PS: The exhibition will also show some lesser-known examples of Gray’s artistic output, such as her paintings and photographs. To what effect were these important to her work as a designer? Or were they more a separate, standalone part of her oeuvre?
CP: Everything in Gray’s work is connected in some way. She was trained as a painter and painted throughout her life. Gray made drawings, paintings, stage sets, and rugs, all of which show the shifts in her aesthetic from figurative work to more abstract compositions. In the 1920s, she illustrated a carnival of animals. Even with photography, which was perhaps a more personal means of expression, the photographs in some way had an impact on her architecture and design work.
PS: The public is not well-informed about Gray’s work, apart from a number of her furniture designs and E-1027. A lot of her designs were also one-offs and have been lost. Was it difficult putting together such an extensive exhibition?
CP: The exhibition is based on ten years of study and research with a team that includes Jennifer Goff, curator in charge of the Eileen Gray collection in Dublin, Renaud Barrès, a practicing architect in France and a specialist on E-1027 who is working on the restoration project, and Philippe Garner, an Eileen Gray specialist based in London. The Bard Graduate Center provided the resources for all of the research that was done after the exhibition in Dublin. In addition, I worked with gallerists, museums, and libraries in Paris and New York whose staff contributed generously to my research. Without them, it would have been impossible to do this exhibition. It has been a long and beautiful adventure with all the twists and turns that come with [it].

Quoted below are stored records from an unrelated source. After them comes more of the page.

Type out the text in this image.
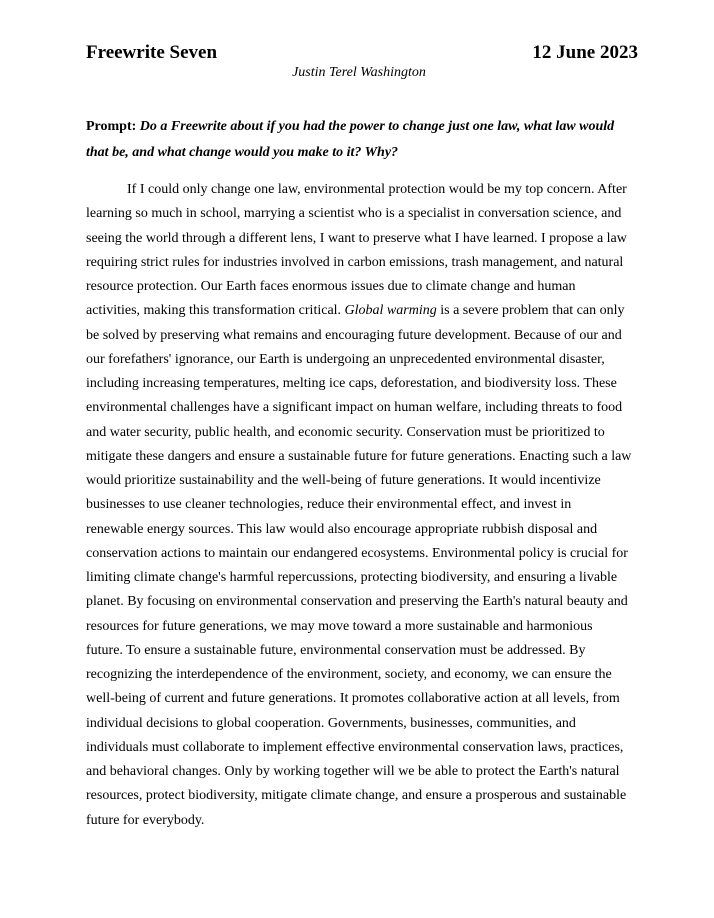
Freewrite Seven	12 June 2023
Justin Terel Washington
Prompt: Do a Freewrite about if you had the power to change just one law, what law would that be, and what change would you make to it? Why?
If I could only change one law, environmental protection would be my top concern. After
learning so much in school, marrying a scientist who is a specialist in conversation science, and
seeing the world through a different lens, I want to preserve what I have learned. I propose a law
requiring strict rules for industries involved in carbon emissions, trash management, and natural
resource protection. Our Earth faces enormous issues due to climate change and human
activities, making this transformation critical. Global warming is a severe problem that can only
be solved by preserving what remains and encouraging future development. Because of our and
our forefathers' ignorance, our Earth is undergoing an unprecedented environmental disaster,
including increasing temperatures, melting ice caps, deforestation, and biodiversity loss. These
environmental challenges have a significant impact on human welfare, including threats to food
and water security, public health, and economic security. Conservation must be prioritized to
mitigate these dangers and ensure a sustainable future for future generations. Enacting such a law
would prioritize sustainability and the well-being of future generations. It would incentivize
businesses to use cleaner technologies, reduce their environmental effect, and invest in
renewable energy sources. This law would also encourage appropriate rubbish disposal and
conservation actions to maintain our endangered ecosystems. Environmental policy is crucial for
limiting climate change's harmful repercussions, protecting biodiversity, and ensuring a livable
planet. By focusing on environmental conservation and preserving the Earth's natural beauty and
resources for future generations, we may move toward a more sustainable and harmonious
future. To ensure a sustainable future, environmental conservation must be addressed. By
recognizing the interdependence of the environment, society, and economy, we can ensure the
well-being of current and future generations. It promotes collaborative action at all levels, from
individual decisions to global cooperation. Governments, businesses, communities, and
individuals must collaborate to implement effective environmental conservation laws, practices,
and behavioral changes. Only by working together will we be able to protect the Earth's natural
resources, protect biodiversity, mitigate climate change, and ensure a prosperous and sustainable
future for everybody.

PS: You’ve also curated a 2013 retrospective of Gray’s designs at the Centre Pompidou. Do you think that the public perception of Gray and her importance within the modern movement has changed since then?
CP: I would like these exhibitions at the Centre Pompidou in Paris, then at the Irish Museum of Modern Art in Dublin, and finally here at the Bard Graduate Center to reveal to the public a less fragmented view of Eileen Gray’s work. Critics are tempted to separate the artist from her design and architecture. She is either credited as the high priestess of Art Deco or with creating a new form of modernism. She is sometimes a designer, sometimes an architect, when, in fact, Eileen Gray was the artist who explored multiple fields, including design, architecture, painting, photography, without hierarchy and freely moving between them in absolute continuity.